С полгода, наверное, так прожили, а как-то под вечер пошла Варвара во
двор, скотину покормить, возвращается и обомлела... Младенец-то ходит по
хате на совершенно прямых ножках и осмысленно разглядывает ее прялку и
комок шерсти - уж больно хороша пряжка получалась у Куделихи, за что и
получила свое прозвище.
Она к нему: "Егорушка, родненький, как же это?" Он зыркнул, из-под
безволосых век длиннющими глазищами, да и в кровать, причем не
вскарабкался, а будто взлетел.
Тут Куделиха и призадумалась - не нечистой ли силой здесь запахло. Решила
было с соседями поделиться, так ведь засмеют, а то и вовсе по всей деревне
разнесут. Беды бы не накликать. Уж больно поп строгий в приходе. Чуть что
не по нему, так: "Отлучу от церкви!" - кричит с амвона, особливо когда
"причастится". Так и промолчала.
А приемыш частенько разные "коленца" выкидывает: то откроет дверцу печи,
да руку в огонь сунет, она с криком бросается, оттаскивает, глядь на руку,
а ей хоть бы что, даже не потемнела. Или пошла как-то по воду,
возвращается, а он по снегу почти голый босиком бегает. Мороз-то жмет, аж
деревья трескаются, больно крепка была зима на следующий год после смерти
Ефима, а Егорка хоть бы кашлянул после такой прогулки.
Так и жили; единственно, что беспокоило Варвару, так это молчание
приемыша. А ведь очень понятливый был, даже, пожалуй, слишком. Его ничего
и просить не приходилось, только посмотрит на него Куделиха, намереваясь
сказать что-нибудь, то ли по дому что сделать, то ли по хозяйству - тут
же, ни слова не говоря, исполнит: и лучинки для растопки печи нащиплет,
приколотит оторвавшуюся деревянную планочку наличника, да все так ладно у
него получается, как-будто всю жизнь только этому и учился.
А рос-то парень не по дням, а по часам, к пяти годам уж с бабку вымахал, а
как шестой пошел, так вдруг заговорил. У Куделихи от его голоса ноженьки
подкосились, хорошо табуретка рядом подвернулась - опустилась и слушает,
как Егорушка вещает. А голосок-то у него трубный, да будто в горлышке
что-то булькает. А речь-то, речь плавная, ну прямо мужик взрослый, и о
хозяйстве рассуждает, чем скотину кормить лучше, как избу подправить, что
в огороде сажать, будто вот только этим и занимался.

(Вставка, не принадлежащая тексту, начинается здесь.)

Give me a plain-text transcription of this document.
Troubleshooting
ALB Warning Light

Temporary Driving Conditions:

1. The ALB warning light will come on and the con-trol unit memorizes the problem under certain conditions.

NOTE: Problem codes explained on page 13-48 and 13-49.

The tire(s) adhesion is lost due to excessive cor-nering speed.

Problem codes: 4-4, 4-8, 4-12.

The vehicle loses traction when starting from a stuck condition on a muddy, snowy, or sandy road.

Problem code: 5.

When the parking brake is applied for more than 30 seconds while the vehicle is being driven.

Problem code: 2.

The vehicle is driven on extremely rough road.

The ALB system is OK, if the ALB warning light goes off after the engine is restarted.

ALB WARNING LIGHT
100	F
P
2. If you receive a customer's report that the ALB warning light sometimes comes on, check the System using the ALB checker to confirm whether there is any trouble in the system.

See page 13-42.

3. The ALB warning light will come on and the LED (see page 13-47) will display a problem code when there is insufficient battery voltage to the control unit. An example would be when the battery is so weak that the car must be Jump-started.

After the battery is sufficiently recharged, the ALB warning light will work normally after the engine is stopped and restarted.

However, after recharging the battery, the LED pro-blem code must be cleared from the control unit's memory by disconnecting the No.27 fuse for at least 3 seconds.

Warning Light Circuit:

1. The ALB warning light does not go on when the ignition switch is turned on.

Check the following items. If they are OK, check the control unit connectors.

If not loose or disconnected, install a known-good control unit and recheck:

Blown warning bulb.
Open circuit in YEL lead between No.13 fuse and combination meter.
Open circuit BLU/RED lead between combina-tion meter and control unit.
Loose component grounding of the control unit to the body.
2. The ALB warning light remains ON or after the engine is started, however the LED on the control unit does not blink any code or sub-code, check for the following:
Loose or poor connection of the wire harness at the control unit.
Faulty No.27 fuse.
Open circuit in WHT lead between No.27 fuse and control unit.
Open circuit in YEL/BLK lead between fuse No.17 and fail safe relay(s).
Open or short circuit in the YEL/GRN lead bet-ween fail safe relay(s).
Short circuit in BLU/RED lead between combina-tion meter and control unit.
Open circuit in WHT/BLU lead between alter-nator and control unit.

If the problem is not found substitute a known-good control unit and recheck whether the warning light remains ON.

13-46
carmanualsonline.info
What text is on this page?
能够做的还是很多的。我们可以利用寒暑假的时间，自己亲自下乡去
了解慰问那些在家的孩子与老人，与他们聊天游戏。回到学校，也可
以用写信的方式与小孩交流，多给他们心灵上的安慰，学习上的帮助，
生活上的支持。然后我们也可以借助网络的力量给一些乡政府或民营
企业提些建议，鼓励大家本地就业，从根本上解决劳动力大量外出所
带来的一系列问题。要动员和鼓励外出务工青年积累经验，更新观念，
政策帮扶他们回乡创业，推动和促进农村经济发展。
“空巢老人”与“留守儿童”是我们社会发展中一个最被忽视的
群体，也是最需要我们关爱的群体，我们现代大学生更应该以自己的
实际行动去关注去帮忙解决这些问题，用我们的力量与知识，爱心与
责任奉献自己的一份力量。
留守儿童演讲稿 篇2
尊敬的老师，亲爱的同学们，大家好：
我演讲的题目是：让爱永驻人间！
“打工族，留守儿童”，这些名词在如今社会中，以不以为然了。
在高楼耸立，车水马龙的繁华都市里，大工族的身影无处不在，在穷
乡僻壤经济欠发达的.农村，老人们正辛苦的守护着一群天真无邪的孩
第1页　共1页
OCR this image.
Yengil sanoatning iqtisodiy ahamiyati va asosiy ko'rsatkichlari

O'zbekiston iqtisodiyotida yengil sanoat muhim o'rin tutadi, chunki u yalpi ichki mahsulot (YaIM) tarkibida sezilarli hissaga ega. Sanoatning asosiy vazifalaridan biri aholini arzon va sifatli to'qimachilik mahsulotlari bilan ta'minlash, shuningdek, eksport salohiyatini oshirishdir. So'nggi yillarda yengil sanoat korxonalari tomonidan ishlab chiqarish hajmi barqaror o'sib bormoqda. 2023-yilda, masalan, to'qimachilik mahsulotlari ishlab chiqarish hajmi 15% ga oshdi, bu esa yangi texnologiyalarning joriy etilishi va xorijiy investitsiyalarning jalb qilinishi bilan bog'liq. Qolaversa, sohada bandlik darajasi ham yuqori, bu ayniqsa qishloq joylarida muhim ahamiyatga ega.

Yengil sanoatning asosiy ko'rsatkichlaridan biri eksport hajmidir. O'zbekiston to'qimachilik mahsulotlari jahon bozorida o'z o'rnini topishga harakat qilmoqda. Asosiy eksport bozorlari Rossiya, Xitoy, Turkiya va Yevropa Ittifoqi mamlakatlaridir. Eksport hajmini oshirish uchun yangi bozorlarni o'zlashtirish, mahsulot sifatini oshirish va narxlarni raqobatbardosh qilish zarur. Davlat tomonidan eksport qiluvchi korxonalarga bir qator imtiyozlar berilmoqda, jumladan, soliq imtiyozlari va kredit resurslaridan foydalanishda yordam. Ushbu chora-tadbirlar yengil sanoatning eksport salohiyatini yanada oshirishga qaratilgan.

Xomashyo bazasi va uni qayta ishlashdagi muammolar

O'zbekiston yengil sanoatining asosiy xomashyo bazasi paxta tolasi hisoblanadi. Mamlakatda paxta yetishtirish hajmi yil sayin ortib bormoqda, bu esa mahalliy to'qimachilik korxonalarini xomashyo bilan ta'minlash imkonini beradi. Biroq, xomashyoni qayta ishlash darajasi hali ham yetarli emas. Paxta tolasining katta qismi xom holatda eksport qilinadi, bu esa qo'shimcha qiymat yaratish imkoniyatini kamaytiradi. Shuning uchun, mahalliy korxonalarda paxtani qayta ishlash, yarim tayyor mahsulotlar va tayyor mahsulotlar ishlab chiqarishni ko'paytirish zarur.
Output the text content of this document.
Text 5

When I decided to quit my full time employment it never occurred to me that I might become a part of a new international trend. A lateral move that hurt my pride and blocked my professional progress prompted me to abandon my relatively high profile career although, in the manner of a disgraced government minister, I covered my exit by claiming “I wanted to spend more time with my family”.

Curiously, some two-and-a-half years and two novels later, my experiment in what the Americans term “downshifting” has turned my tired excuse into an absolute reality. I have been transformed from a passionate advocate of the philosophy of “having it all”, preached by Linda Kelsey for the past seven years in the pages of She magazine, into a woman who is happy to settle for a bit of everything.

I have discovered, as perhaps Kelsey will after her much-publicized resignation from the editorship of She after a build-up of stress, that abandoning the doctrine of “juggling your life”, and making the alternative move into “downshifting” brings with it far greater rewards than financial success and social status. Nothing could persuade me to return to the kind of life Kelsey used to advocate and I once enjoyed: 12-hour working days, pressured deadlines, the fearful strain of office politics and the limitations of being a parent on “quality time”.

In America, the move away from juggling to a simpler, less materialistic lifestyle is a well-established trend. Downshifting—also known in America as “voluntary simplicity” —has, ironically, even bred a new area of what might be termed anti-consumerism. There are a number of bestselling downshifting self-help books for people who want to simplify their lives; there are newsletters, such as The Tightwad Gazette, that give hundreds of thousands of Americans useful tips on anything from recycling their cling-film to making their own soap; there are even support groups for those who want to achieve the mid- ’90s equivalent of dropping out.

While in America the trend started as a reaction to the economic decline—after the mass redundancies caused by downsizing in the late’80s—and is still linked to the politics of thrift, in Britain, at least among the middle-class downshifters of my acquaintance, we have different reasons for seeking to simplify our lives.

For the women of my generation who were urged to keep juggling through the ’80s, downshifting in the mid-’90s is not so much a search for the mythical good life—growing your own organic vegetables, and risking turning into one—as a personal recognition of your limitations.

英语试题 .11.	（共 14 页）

На следующий день Куделиха пошла к попу, бухнулась в ноги, и уговорила
взять его в церковно-приходскую школу.
Учился Егор легко, даже слишком, - едва взглянет на псалтырь, уже знает,
что там написано. Мог сразу все наизусть рассказать, да не делал этого:
слишком хорошо понимал, как сильно отличается от остальных деревенских
ребятишек. И так проходу не давали, "узкоглазиком" дразнили,
"головастиком", цыганом черным, вообщем, каких только прозвищ он не
получал. Один раз даже избить хотели, окружили толпой, а тринадцатилетний
верзила, по три года сидевший в каждом классе, с колом на него ринулся:
замахнулся, а кол из рук вывалился да по его собственной голове и шарахнул.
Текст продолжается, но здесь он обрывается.